De acordo com o farto conjunto probatório é possível verificar, com facilidade, que todo o tumulto ocorrido pela superlotação do evento não se deu apenas por conta do limitado número de seguranças, mas, principalmente, pelo despreparo de tais prestadores de serviço, que, repito, não foram orientados corretamente a impedir o acesso daqueles que portavam ingressos falsos. Ora, muito embora tenha sido terceirizado o serviço de segurança, mediante a contratação da empresa B.S. Vigilância e Segurança Patrimonial Ltda., a responsabilidade dos organizadores permanece objetiva, consoante a previsão do artigo 932, III, do Código Civil. In verbis: Art. 932. São também responsáveis pela reparação civil: (...) III - o empregador ou comitente, por seus empregados, serviçais e prepostos, no exercício do trabalho que lhes competir, ou em razão dele;
Isso porque os apelantes ao terceirizarem o serviço de segurança passam a qualificar a empresa terceirizada como sua "longa manus", ou seja, como uma extensão de sua própria empresa (terceirizadora), decorrendo daí a responsabilidade. Muito embora tentem argumentar que o serviço de segurança foi totalmente transferido a empresa terceirizada, é certo que se realizava em nome e interesse da empresa Multi Eventos, até porque a efetiva prestação de serviço dependia da orientação e da designação de tarefas pelos organizadores. Assim, respondem os apelantes, de forma objetiva, independentemente da ocorrência de culpa, pela contratação da empresa de segurança, bem como pelos serviços prestados, tendo em vista que a eles competiam o dever de exigir uma atuação eficiente e adequada à magnitude do evento ou mesmo contratar um número maior de prestadores de serviços para evitar o tumulto e a desorganização.
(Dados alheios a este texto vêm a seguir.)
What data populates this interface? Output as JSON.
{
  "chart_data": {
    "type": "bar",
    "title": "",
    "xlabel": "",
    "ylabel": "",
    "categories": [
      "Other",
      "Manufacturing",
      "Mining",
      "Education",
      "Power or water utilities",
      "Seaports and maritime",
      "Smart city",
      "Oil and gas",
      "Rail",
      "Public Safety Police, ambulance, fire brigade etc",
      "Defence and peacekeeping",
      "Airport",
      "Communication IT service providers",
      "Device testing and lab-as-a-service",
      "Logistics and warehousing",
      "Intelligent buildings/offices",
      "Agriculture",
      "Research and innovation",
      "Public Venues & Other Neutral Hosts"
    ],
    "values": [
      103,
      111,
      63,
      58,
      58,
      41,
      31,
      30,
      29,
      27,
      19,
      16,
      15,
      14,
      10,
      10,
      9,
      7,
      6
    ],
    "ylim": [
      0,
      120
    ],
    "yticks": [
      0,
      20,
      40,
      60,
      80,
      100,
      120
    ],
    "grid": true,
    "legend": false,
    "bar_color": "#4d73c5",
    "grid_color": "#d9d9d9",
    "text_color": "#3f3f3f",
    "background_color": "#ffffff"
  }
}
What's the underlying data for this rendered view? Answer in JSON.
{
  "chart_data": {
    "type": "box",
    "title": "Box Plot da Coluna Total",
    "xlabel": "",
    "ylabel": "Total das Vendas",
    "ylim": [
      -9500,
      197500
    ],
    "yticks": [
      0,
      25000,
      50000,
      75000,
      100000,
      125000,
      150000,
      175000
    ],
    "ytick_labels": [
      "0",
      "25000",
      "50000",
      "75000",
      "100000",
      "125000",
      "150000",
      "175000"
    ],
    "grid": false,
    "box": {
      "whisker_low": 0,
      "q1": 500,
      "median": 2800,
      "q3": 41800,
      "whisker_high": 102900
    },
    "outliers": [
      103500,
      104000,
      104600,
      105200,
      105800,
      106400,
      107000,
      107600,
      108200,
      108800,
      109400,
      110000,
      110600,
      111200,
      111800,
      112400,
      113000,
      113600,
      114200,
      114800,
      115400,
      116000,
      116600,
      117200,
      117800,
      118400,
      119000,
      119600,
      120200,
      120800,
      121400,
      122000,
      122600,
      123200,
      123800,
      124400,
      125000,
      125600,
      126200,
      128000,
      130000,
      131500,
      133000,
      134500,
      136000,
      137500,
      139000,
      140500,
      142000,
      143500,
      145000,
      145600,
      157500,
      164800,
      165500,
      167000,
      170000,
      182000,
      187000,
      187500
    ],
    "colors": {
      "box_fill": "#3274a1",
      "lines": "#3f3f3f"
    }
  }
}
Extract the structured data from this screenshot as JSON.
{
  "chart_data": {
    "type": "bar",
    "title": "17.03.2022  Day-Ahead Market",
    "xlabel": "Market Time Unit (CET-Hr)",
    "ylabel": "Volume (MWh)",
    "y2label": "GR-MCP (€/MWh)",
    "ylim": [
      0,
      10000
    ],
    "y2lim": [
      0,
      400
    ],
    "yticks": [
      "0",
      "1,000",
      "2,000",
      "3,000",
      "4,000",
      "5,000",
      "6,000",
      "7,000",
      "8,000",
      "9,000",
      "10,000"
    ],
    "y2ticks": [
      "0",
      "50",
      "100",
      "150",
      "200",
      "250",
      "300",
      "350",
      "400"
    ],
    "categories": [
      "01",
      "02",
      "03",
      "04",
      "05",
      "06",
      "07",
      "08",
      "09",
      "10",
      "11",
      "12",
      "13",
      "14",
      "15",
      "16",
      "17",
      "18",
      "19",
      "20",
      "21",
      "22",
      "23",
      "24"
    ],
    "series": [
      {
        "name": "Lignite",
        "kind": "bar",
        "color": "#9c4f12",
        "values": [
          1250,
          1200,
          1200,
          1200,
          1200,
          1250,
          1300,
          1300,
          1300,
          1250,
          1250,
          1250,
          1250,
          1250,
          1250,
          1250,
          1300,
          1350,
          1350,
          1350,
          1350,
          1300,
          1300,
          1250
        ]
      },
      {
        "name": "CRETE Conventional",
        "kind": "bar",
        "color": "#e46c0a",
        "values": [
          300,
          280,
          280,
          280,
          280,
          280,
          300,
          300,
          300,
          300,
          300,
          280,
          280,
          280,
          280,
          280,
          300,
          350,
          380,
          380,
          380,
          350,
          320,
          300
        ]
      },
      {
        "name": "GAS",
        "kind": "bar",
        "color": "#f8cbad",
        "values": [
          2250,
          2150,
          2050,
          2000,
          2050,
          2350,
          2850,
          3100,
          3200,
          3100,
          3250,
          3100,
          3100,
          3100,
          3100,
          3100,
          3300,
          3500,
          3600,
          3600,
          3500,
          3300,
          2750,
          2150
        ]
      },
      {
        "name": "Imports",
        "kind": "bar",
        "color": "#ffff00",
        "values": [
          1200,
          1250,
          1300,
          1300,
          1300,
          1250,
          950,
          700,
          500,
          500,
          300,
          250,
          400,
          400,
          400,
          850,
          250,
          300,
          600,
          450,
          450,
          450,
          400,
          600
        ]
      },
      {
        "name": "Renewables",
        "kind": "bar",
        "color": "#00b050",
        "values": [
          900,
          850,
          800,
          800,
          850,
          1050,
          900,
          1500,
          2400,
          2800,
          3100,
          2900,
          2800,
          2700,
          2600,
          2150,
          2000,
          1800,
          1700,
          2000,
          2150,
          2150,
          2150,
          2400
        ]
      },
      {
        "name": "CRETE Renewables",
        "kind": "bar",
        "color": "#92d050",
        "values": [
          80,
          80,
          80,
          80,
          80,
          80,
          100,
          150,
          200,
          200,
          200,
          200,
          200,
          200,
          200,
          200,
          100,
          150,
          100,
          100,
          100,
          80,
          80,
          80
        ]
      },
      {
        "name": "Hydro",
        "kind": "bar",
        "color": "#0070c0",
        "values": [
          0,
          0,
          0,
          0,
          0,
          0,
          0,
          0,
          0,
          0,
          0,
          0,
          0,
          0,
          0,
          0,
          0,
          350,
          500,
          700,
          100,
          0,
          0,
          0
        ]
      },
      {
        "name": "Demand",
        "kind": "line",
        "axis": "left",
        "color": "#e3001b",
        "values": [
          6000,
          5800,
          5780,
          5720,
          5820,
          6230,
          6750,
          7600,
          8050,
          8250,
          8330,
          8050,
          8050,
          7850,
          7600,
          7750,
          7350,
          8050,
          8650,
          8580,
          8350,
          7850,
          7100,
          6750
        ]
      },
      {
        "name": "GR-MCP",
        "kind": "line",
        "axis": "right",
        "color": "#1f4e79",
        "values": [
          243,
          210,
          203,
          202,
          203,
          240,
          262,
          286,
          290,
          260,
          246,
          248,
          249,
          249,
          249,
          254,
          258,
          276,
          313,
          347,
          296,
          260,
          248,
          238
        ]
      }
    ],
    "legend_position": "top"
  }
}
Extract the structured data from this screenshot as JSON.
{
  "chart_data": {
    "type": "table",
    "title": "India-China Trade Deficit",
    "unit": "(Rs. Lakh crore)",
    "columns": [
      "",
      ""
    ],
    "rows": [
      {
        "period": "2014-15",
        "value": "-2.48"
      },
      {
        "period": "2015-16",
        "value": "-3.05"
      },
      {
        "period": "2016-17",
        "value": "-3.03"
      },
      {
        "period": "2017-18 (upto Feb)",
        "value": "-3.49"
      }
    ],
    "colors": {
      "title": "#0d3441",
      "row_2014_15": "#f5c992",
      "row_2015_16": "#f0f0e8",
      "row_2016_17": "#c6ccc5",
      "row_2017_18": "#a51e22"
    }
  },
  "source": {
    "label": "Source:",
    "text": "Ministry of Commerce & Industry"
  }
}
Nesse sentido, a propósito, manifestou-se o sentenciante (fls. 2638/2639): "A segurança do evento tampouco pareceu adequada para conter a multidão, registrando-se cenas de "empurra-empurra", brigas, discussões e, reitero, invasão de áreas reservadas. Muito embora o "déficit" no controle da multidão pelos seguranças tenha decorrido de omissão da empresa contratada para este fim, os organizadores devem ser objetivamente responsabilizados. Afinal, não há dúvida de que, no fornecimento dos serviços de entretenimento, a segurança do consumidor integra a própria prestação principal oferecida"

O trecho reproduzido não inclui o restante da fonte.